Cool! I hooked up a Michigan friend, who was looking for a snowbird retreat, with a real estate agent east of Phoenix and he purchased a two-year old house for $60,000. When new it sold for $200,000. Haven't seen him since! Some great deals in that area, after the building boom a few years back. Love that area and am heading there in less than two weeks for a little fun.


----------



## bones44 (Jan 7, 2011)

Glad you found one Chris. Never been to Arizona but it looks beautiful from all the pics everyone posts.


----------



## bar-d (Feb 3, 2010)

You must be part Gypsy Chris.


----------



## youngdon (Mar 10, 2010)

Welcome to Arizona.


----------



## 220swift (Mar 2, 2011)

youngdon said:


> Welcome to Arizona.


ahhhh, but it's a dry heat....lol.

Good for you Chris. I wish we could have hook up for a hunt here, but maybe down there. Good luck to you and ypur family!


----------



## youngdon (Mar 10, 2010)

Just to let you know.... we have those really narrow vertical parking spots here too, so use caution.


----------



## WildHeritage (Feb 1, 2010)

Welcome to Az. If you get up this way stop in and see us.


----------



## 220swift (Mar 2, 2011)

youngdon said:


> Just to let you know.... we have those really narrow vertical parking spots here too, so use caution.

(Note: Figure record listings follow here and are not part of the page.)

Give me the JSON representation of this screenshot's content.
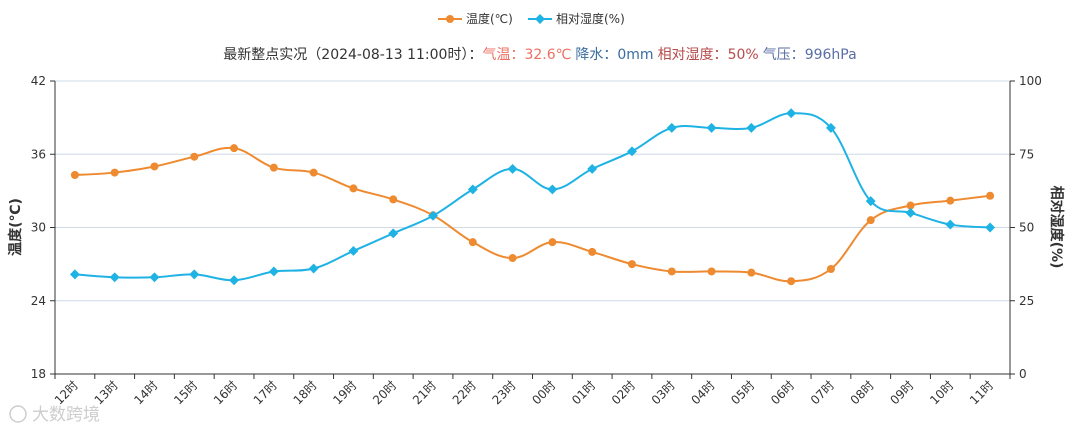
{
  "legend": {
    "temp_label": "温度(℃)",
    "humidity_label": "相对湿度(%)"
  },
  "subtitle": {
    "prefix": "最新整点实况（2024-08-13 11:00时）：",
    "temp_label": "气温：",
    "temp_value": "32.6℃",
    "rain_label": "降水：",
    "rain_value": "0mm",
    "humidity_label": "相对湿度：",
    "humidity_value": "50%",
    "pressure_label": "气压：",
    "pressure_value": "996hPa"
  },
  "watermark": "大数跨境",
  "colors": {
    "temperature": "#ee8a30",
    "humidity": "#1fb2e4",
    "grid": "#cfdce8",
    "axis": "#333333",
    "subtitle_text": "#333333",
    "temp_text": "#ee6f63",
    "rain_text": "#3a6d9e",
    "humidity_text": "#b84b4b",
    "pressure_text": "#5a6ea5"
  },
  "chart_data": {
    "type": "line",
    "categories": [
      "12时",
      "13时",
      "14时",
      "15时",
      "16时",
      "17时",
      "18时",
      "19时",
      "20时",
      "21时",
      "22时",
      "23时",
      "00时",
      "01时",
      "02时",
      "03时",
      "04时",
      "05时",
      "06时",
      "07时",
      "08时",
      "09时",
      "10时",
      "11时"
    ],
    "series": [
      {
        "name": "温度(℃)",
        "axis": "left",
        "values": [
          34.3,
          34.5,
          35.0,
          35.8,
          36.5,
          34.9,
          34.5,
          33.2,
          32.3,
          31.0,
          28.8,
          27.5,
          28.8,
          28.0,
          27.0,
          26.4,
          26.4,
          26.3,
          25.6,
          26.6,
          30.6,
          31.8,
          32.2,
          32.6
        ]
      },
      {
        "name": "相对湿度(%)",
        "axis": "right",
        "values": [
          34,
          33,
          33,
          34,
          32,
          35,
          36,
          42,
          48,
          54,
          63,
          70,
          63,
          70,
          76,
          84,
          84,
          84,
          89,
          84,
          59,
          55,
          51,
          50
        ]
      }
    ],
    "left_axis": {
      "label": "温度(℃)",
      "min": 18,
      "max": 42,
      "ticks": [
        18,
        24,
        30,
        36,
        42
      ]
    },
    "right_axis": {
      "label": "相对湿度(%)",
      "min": 0,
      "max": 100,
      "ticks": [
        0,
        25,
        50,
        75,
        100
      ]
    },
    "grid": true,
    "legend_position": "top-center"
  }
}
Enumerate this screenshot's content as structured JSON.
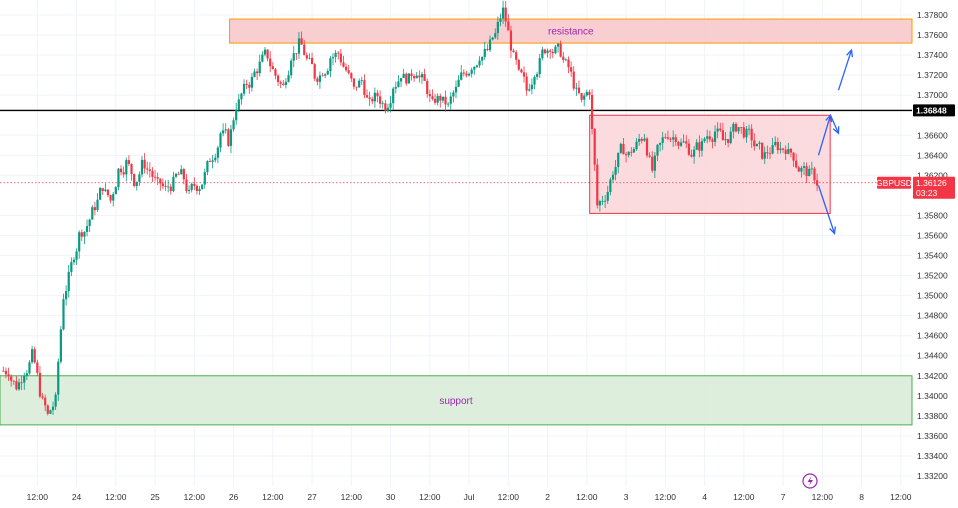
{
  "chart_data": {
    "type": "candlestick",
    "symbol": "GBPUSD",
    "last_price": "1.36126",
    "countdown": "03:23",
    "colors": {
      "up": "#089981",
      "down": "#f23645",
      "resistance_fill": "#f7c9cc",
      "resistance_border": "#ff9800",
      "support_fill": "#d9ecd9",
      "support_border": "#4caf50",
      "range_fill": "#fbd5d8",
      "range_border": "#f23645",
      "level_line": "#000000",
      "arrows": "#2962ff",
      "zone_label": "#9c27b0"
    },
    "ylim": [
      1.331,
      1.3795
    ],
    "y_ticks": [
      "1.37800",
      "1.37600",
      "1.37400",
      "1.37200",
      "1.37000",
      "1.36848",
      "1.36600",
      "1.36400",
      "1.36200",
      "1.36126",
      "1.35800",
      "1.35600",
      "1.35400",
      "1.35200",
      "1.35000",
      "1.34800",
      "1.34600",
      "1.34400",
      "1.34200",
      "1.34000",
      "1.33800",
      "1.33600",
      "1.33400",
      "1.33200"
    ],
    "y_tick_values": [
      1.378,
      1.376,
      1.374,
      1.372,
      1.37,
      1.36848,
      1.366,
      1.364,
      1.362,
      1.36126,
      1.358,
      1.356,
      1.354,
      1.352,
      1.35,
      1.348,
      1.346,
      1.344,
      1.342,
      1.34,
      1.338,
      1.336,
      1.334,
      1.332
    ],
    "x_tick_labels": [
      "12:00",
      "24",
      "12:00",
      "25",
      "12:00",
      "26",
      "12:00",
      "27",
      "12:00",
      "30",
      "12:00",
      "Jul",
      "12:00",
      "2",
      "12:00",
      "3",
      "12:00",
      "4",
      "12:00",
      "7",
      "12:00",
      "8",
      "12:00"
    ],
    "x_tick_index": [
      4,
      9,
      14,
      19,
      24,
      29,
      34,
      39,
      44,
      49,
      54,
      59,
      64,
      69,
      74,
      79,
      84,
      89,
      94,
      99,
      104,
      109,
      114
    ],
    "key_level": {
      "label": "1.36848",
      "value": 1.36848
    },
    "resistance_zone": {
      "label": "resistance",
      "from": 1.3752,
      "to": 1.3776
    },
    "support_zone": {
      "label": "support",
      "from": 1.3371,
      "to": 1.342
    },
    "range_box": {
      "from": 1.3582,
      "to": 1.368,
      "start_index": 75,
      "end_index": 105
    },
    "close_prices": [
      1.3425,
      1.341,
      1.3425,
      1.344,
      1.3405,
      1.338,
      1.3395,
      1.35,
      1.353,
      1.356,
      1.357,
      1.359,
      1.361,
      1.3595,
      1.3625,
      1.3632,
      1.3615,
      1.363,
      1.3625,
      1.361,
      1.3605,
      1.3612,
      1.362,
      1.36,
      1.361,
      1.362,
      1.364,
      1.3662,
      1.3655,
      1.369,
      1.3705,
      1.3715,
      1.373,
      1.374,
      1.372,
      1.3708,
      1.374,
      1.375,
      1.3735,
      1.372,
      1.3725,
      1.3738,
      1.3742,
      1.3725,
      1.3705,
      1.3715,
      1.369,
      1.37,
      1.369,
      1.371,
      1.3722,
      1.3715,
      1.3725,
      1.3712,
      1.369,
      1.3698,
      1.3688,
      1.3705,
      1.3722,
      1.373,
      1.374,
      1.3745,
      1.376,
      1.3784,
      1.375,
      1.372,
      1.3705,
      1.3725,
      1.3742,
      1.375,
      1.3745,
      1.373,
      1.3712,
      1.3692,
      1.3705,
      1.359,
      1.36,
      1.3625,
      1.3645,
      1.364,
      1.365,
      1.366,
      1.3625,
      1.365,
      1.3662,
      1.366,
      1.3652,
      1.3642,
      1.365,
      1.366,
      1.3664,
      1.3655,
      1.366,
      1.3668,
      1.366,
      1.365,
      1.3642,
      1.3645,
      1.365,
      1.3648,
      1.364,
      1.3625,
      1.362,
      1.3613
    ],
    "ohlc_amplitude": 0.0015
  },
  "toolbar": {
    "lightning_icon": "lightning-icon"
  }
}
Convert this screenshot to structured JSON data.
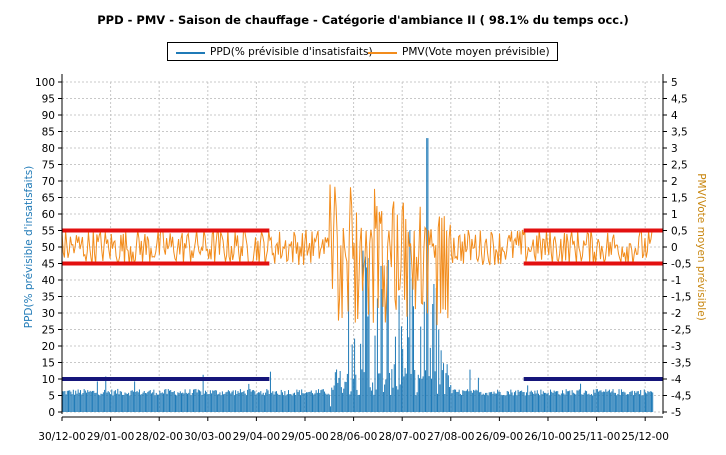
{
  "chart_data": {
    "type": "bar+line",
    "title": "PPD - PMV  - Saison de chauffage - Catégorie d'ambiance II ( 98.1% du temps occ.)",
    "legend": [
      {
        "name": "PPD(% prévisible d'insatisfaits)",
        "color": "#1f7ab7"
      },
      {
        "name": "PMV(Vote moyen prévisible)",
        "color": "#f28c1c"
      }
    ],
    "x_tick_labels": [
      "30/12-00",
      "29/01-00",
      "28/02-00",
      "30/03-00",
      "29/04-00",
      "29/05-00",
      "28/06-00",
      "28/07-00",
      "27/08-00",
      "26/09-00",
      "26/10-00",
      "25/11-00",
      "25/12-00"
    ],
    "y_left": {
      "label": "PPD(% prévisible d'insatisfaits)",
      "ylim": [
        0,
        100
      ],
      "ticks": [
        "0",
        "5",
        "10",
        "15",
        "20",
        "25",
        "30",
        "35",
        "40",
        "45",
        "50",
        "55",
        "60",
        "65",
        "70",
        "75",
        "80",
        "85",
        "90",
        "95",
        "100"
      ],
      "color": "#1f7ab7"
    },
    "y_right": {
      "label": "PMV(Vote moyen prévisible)",
      "ylim": [
        -5,
        5
      ],
      "ticks": [
        "-5",
        "-4,5",
        "-4",
        "-3,5",
        "-3",
        "-2,5",
        "-2",
        "-1,5",
        "-1",
        "-0,5",
        "0",
        "0,5",
        "1",
        "1,5",
        "2",
        "2,5",
        "3",
        "3,5",
        "4",
        "4,5",
        "5"
      ],
      "color": "#c8860f"
    },
    "grid": true,
    "series": [
      {
        "name": "PPD(% prévisible d'insatisfaits)",
        "axis": "left",
        "profile_day_ppd": [
          [
            0,
            6
          ],
          [
            30,
            6.5
          ],
          [
            60,
            6
          ],
          [
            90,
            6
          ],
          [
            120,
            6.2
          ],
          [
            150,
            6.5
          ],
          [
            165,
            9
          ],
          [
            170,
            30
          ],
          [
            175,
            55
          ],
          [
            180,
            40
          ],
          [
            190,
            58
          ],
          [
            200,
            50
          ],
          [
            210,
            52
          ],
          [
            220,
            60
          ],
          [
            225,
            83
          ],
          [
            228,
            60
          ],
          [
            235,
            25
          ],
          [
            245,
            8
          ],
          [
            270,
            6.5
          ],
          [
            300,
            6
          ],
          [
            330,
            6
          ],
          [
            365,
            6.5
          ]
        ],
        "ppd_max_day": 225,
        "ppd_max": 83
      },
      {
        "name": "PMV(Vote moyen prévisible)",
        "axis": "right",
        "pmv_band_winter": [
          -0.5,
          0.5
        ],
        "pmv_summer_min": -2.5,
        "pmv_summer_max": 2
      }
    ],
    "limits": [
      {
        "axis": "left",
        "value": 10,
        "x_start_day": 0,
        "x_end_day": 128,
        "color": "#15157a"
      },
      {
        "axis": "left",
        "value": 10,
        "x_start_day": 285,
        "x_end_day": 371,
        "color": "#15157a"
      },
      {
        "axis": "right",
        "value": 0.5,
        "x_start_day": 0,
        "x_end_day": 128,
        "color": "#e31010"
      },
      {
        "axis": "right",
        "value": -0.5,
        "x_start_day": 0,
        "x_end_day": 128,
        "color": "#e31010"
      },
      {
        "axis": "right",
        "value": 0.5,
        "x_start_day": 285,
        "x_end_day": 371,
        "color": "#e31010"
      },
      {
        "axis": "right",
        "value": -0.5,
        "x_start_day": 285,
        "x_end_day": 371,
        "color": "#e31010"
      }
    ],
    "x_range_days": [
      0,
      371
    ]
  }
}
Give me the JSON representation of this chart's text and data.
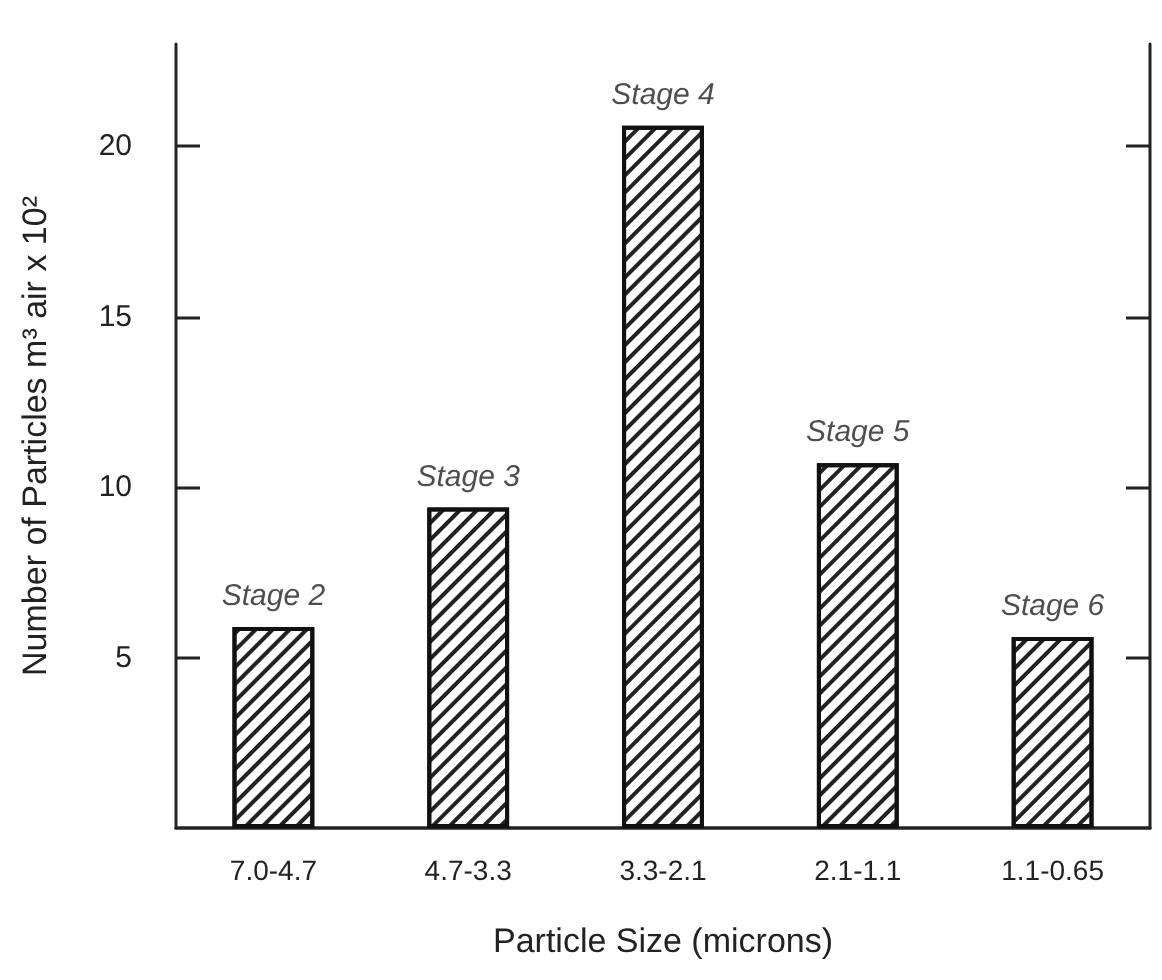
{
  "chart_data": {
    "type": "bar",
    "categories": [
      "7.0-4.7",
      "4.7-3.3",
      "3.3-2.1",
      "2.1-1.1",
      "1.1-0.65"
    ],
    "values": [
      5.9,
      9.4,
      20.6,
      10.7,
      5.6
    ],
    "color": "#ffffff",
    "xlabel": "Particle Size (microns)",
    "ylabel": "Number of Particles m³ air x 10²",
    "ylim": [
      0,
      23
    ],
    "yticks": [
      5,
      10,
      15,
      20
    ],
    "grid": false,
    "annotations": [
      {
        "text": "Stage 2",
        "x": "7.0-4.7",
        "y": 5.9
      },
      {
        "text": "Stage 3",
        "x": "4.7-3.3",
        "y": 9.4
      },
      {
        "text": "Stage 4",
        "x": "3.3-2.1",
        "y": 20.6
      },
      {
        "text": "Stage 5",
        "x": "2.1-1.1",
        "y": 10.7
      },
      {
        "text": "Stage 6",
        "x": "1.1-0.65",
        "y": 5.6
      }
    ]
  }
}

I think I tried to use one of those one time.....


----------



## JTKillough (May 4, 2010)

Don't try to jump right into it (THE HEAT), give yourself time to acclimate. Just so you know, its just plain blast furnace hot. Good luck on the move, I hope everything goes well. There's plenty of hunting to do round here, and lots of predators. Welcome to AZ...


----------



## prairiewolf (Feb 19, 2012)

Welcome to Az. Chris, if your ever up around the rim area give me a shout.


----------



## oneshotcowboy (Mar 4, 2010)

congrats chris. we know how you have wanted to move and now you are... your heading south and im going north west...lol


----------



## Ruger (Jan 22, 2011)

Good luck! You'll have all those predators down there worried!


----------



## sos1inmesa (May 11, 2011)

Good to have you in AZ! Let me know when you wanna go out, and I'll show you all the places where not to hunt.


----------



## El Gato Loco (Jan 15, 2010)

sos1inmesa said:


> Good to have you in AZ! Let me know when you wanna go out, and I'll show you all the places where not to hunt.


Bahahah! Spoken like a true hunting buddy.


----------